Prise d'acte : heures délégation non payées

7S-heures-deleg-non-payeesLa prise d'acte de la rupture du contrat de travail par un représentant du personnel pour non-paiement de ses heures de délégation produit les effets d'un licenciement nul.

Selon le Code du travail, le temps passé en heures de délégation par un représentant du personnel est de plein droit considéré comme temps de travail et doit être payé à l'échéance normale.

En l'espèce, se posait la question de savoir si un salarié, titulaire de divers mandats représentatifs du personnel, peut prendre acte de la rupture de son contrat de travail aux torts de l'employeur, au motif que ce dernier ne lui a pas payé ses heures de délégation sur une période de 5 mois.

De son côté, la Cour d'appel a jugé que ce grief n'était pas en soi d'une gravité suffisante pour empêcher la poursuite de la relation contractuelle entre les parties, aussi les juges du fond ont-ils décidé que la prise d'acte produisait les effets d'une démission.

Mais la Cour de cassation n'est pas de cet avis et considère, au contraire, qu'un tel manquement rend impossible la poursuite du contrat de travail.
En conséquence, selon la jurisprudence applicable aux représentants du personnel en cas de prise d'acte, la cour d'appel de renvoi devrait juger que celle-ci produit les effets d'un licenciement nul (Cassation sociale du 21 janvier 2003, pourvoi no 00-44.502) et attribuer au salarié une indemnité pour violation du statut protecteur.
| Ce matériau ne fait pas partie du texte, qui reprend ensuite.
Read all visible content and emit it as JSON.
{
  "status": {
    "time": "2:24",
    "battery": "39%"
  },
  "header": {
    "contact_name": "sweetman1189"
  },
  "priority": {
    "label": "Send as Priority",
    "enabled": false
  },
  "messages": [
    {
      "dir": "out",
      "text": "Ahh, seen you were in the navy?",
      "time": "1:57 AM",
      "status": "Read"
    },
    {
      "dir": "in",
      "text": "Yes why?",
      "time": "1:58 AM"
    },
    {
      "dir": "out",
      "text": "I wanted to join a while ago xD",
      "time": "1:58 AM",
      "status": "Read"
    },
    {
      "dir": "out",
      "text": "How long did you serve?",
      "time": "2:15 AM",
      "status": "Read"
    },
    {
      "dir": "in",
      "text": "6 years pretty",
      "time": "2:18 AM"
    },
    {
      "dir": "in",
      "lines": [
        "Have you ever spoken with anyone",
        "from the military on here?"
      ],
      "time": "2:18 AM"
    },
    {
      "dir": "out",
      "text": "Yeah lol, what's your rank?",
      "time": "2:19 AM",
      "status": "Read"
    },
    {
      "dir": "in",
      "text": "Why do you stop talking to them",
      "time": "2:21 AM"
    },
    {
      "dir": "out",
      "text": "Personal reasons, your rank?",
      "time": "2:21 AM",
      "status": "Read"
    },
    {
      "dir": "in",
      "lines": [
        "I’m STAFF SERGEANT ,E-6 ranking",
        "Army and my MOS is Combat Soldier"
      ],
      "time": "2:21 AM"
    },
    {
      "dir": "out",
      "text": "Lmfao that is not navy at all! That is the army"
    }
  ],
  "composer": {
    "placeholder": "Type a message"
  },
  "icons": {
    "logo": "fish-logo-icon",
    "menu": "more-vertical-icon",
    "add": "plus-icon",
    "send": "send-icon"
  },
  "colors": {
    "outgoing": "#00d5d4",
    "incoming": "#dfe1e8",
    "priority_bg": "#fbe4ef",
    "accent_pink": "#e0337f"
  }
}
Cette dernière est égale aux salaires qu'il aurait dû percevoir jusqu'à la fin de la période de protection en cours au jour de la demande de prise d'acte (Cassation sociale du 16 février 2011, pourvoi no 09-67.193). Le salarié ne pourra pas en revanche obtenir sa réintégration (Cassation sociale du 29 mai 2013, pourvoi no 12-15.974).

Cassation sociale du 17 décembre 2014, pourvoi n° 13-20.703

Rappel : Le refus de l'employeur de respecter cette obligation est constitutif d'un trouble manifestement illicite, le salarié pouvant alors obtenir le paiement des heures par la voie du référé prud'homal (Cassation sociale du 28 septembre 2005, pourvoi no 05-40.945). Par ailleurs, le non-paiement est constitutif du délit d'entrave (Cassation criminelle du 11 mai 1999, pourvoi no 98-82.900) et ouvre droit à des dommages et intérêts (Cassation sociale du 18 juin 1997, pourvoi no 94-43.415).